Security protocols to thwart hijacked servers

A reaction to the 2008 financial crisis, Bitcoin is a digital-currency scheme designed to wrest control of the monetary system from central banks. With Bitcoin, anyone can mint money, provided he or she can complete a complex computation quickly enough. Through a set of clever protocols, that computational hurdle prevents the system from being coopted by malicious hackers.

At the IEEE Symposium on Security and Privacy this week, researchers from MIT’s Computer Science and Artificial Intelligence Laboratory are presenting a new system that uses Bitcoin’s security machinery to defend against online identity theft.

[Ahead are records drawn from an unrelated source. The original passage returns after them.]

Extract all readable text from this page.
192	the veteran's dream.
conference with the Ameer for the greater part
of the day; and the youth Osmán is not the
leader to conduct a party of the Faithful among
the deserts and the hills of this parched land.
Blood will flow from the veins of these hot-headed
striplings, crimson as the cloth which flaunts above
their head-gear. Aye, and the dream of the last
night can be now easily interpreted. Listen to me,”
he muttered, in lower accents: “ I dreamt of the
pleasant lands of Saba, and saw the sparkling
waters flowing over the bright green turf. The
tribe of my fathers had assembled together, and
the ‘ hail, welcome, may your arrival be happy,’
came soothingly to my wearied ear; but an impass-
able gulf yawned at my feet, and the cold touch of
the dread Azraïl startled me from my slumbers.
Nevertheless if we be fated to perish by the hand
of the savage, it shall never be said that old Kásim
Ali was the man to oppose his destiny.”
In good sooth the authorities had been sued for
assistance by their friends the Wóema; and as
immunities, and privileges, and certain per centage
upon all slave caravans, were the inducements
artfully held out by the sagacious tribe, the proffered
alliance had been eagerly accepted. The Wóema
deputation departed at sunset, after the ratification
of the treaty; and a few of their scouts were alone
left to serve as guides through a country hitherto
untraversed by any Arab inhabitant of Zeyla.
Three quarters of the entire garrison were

“Our paper is about using Bitcoin to prevent online services from getting away with lying,” says Alin Tomescu, a graduate student in electrical engineering and computer science and first author on the paper. “When you build systems that are distributed and send each other digital signatures, for instance, those systems can be compromised, and they can lie. They can say one thing to one person and one thing to another. And we want to prevent that.”

An attacker who hacked a public-key encryption system, for instance, might “certify” — or cryptographically assert the validity of — a false encryption key, to trick users into revealing secret information. But it couldn’t also decertify the true key without setting off alarms, so there would be two keys in circulation bearing certification from the same authority. The new system, which Tomescu developed together with his thesis advisor, Srini Devadas, the Edwin Sibley Webster Professor of Electrical Engineering and Computer Science at MIT, defends against such “equivocation.”

Because Bitcoin is completely decentralized, the only thing ensuring its reliability is a massive public log — referred to as the blockchain — of every Bitcoin transaction conducted since the system was first introduced in 2009. Earlier systems have used the Bitcoin machinery to guard against equivocation, but for verification, they required the download of the entire blockchain, which is 110 gigabytes and growing hourly. Tomescu and Devadas’ system, by contrast, requires the download of only about 40 megabytes of data, so it could run on a smartphone.

Striking paydirt

Extending the blockchain is integral to the process of minting — or in Bitcoin terminology, “mining” — new bitcoins. The mining process is built around a mathematical function, called a one-way hash function, that takes three inputs: the last log entry in the blockchain; a new blockchain entry, in which the miner awards him- or herself a fixed number of new bitcoins (currently 12.5); and an integer. The output of the function is a string of 1s and 0s.